FORTALESA: Fault-Tolerant Reconfigurable Systolic Array for DNN Inference
Natalia Cherezova, Artur Jutman, Maksim Jenihhin
TL;DR
FORTALESA tackles the reliability challenges of DNN inference on systolic-array accelerators by introducing a run-time reconfigurable SA with three execution modes that adapt to layer vulnerability. The approach couples heterogeneous layer-to-mode mapping with a novel fault-propagation–based reliability assessment, enabling targeted protection of registers and MAC units without interrupting inference. Key contributions include the DRG and TRG fault-tolerant modes, four implementation options, and a fast method to explore the reliability–performance design space, yielding up to 3× speedup and substantial resource savings versus static redundancy. The work demonstrates favorable trade-offs through hardware parametrization, detailed reliability analyses on standard CNNs, and comparisons to state-of-the-art, with future plans for ASIC deployment and open-source release, underscoring practical impact for robust, efficient DNN accelerators.
Abstract
The emergence of Deep Neural Networks (DNNs) in mission- and safety-critical applications brings their reliability to the front.

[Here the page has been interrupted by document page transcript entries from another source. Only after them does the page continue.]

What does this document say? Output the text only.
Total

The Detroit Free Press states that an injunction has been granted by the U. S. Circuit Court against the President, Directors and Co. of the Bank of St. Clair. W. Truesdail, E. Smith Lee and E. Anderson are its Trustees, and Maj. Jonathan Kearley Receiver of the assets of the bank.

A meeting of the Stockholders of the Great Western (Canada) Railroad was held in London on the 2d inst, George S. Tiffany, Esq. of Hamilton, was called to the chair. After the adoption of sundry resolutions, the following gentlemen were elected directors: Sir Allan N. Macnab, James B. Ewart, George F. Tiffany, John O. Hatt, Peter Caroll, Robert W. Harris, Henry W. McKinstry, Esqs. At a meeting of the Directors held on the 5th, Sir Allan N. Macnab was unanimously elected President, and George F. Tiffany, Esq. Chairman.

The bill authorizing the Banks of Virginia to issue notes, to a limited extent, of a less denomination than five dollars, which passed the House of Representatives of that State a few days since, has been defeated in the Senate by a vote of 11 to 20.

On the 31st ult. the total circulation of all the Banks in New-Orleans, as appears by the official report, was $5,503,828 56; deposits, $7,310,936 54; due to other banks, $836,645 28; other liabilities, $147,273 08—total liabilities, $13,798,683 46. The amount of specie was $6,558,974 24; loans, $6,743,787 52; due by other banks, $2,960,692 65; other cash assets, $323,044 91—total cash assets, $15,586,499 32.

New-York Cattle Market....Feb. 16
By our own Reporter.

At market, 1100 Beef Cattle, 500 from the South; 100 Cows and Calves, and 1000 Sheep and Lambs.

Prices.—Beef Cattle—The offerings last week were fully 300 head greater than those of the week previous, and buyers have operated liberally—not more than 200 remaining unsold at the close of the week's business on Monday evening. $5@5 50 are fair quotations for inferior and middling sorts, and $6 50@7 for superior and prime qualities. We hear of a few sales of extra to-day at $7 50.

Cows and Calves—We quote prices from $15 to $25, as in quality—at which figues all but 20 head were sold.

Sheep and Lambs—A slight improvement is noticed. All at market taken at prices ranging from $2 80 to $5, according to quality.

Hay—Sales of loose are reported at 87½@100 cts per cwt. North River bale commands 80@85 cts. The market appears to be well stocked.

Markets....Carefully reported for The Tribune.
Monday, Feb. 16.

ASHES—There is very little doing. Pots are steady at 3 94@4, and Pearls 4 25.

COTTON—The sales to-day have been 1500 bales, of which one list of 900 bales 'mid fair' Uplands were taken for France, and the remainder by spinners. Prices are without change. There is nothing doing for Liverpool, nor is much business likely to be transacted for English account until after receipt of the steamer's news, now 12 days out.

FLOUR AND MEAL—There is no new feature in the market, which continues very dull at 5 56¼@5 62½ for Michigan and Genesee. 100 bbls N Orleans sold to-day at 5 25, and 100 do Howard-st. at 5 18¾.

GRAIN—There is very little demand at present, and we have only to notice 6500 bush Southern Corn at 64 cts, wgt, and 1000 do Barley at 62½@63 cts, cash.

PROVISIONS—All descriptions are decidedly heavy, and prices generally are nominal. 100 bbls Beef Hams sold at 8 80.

High performance demands of DNNs require the use of specialized hardware accelerators. Systolic array architecture is widely used in DNN accelerators due to its parallelism and regular structure. This work presents a run-time reconfigurable systolic array architecture with three execution modes and four implementation options. All four implementations are evaluated in terms of resource utilization, throughput, and fault tolerance improvement. The proposed architecture is used for reliability enhancement of DNN inference on systolic array through heterogeneous mapping of different network layers to different execution modes. The approach is supported by a novel reliability assessment method based on fault propagation analysis. It is used for the exploration of the appropriate execution mode--layer mapping for DNN inference. The proposed architecture efficiently protects registers and MAC units of systolic array PEs from transient and permanent faults. The reconfigurability feature enables a speedup of up to $3\times$, depending on layer vulnerability. Furthermore, it requires $6\times$ fewer resources compared to static redundancy and $2.5\times$ fewer resources compared to the previously proposed solution for transient faults.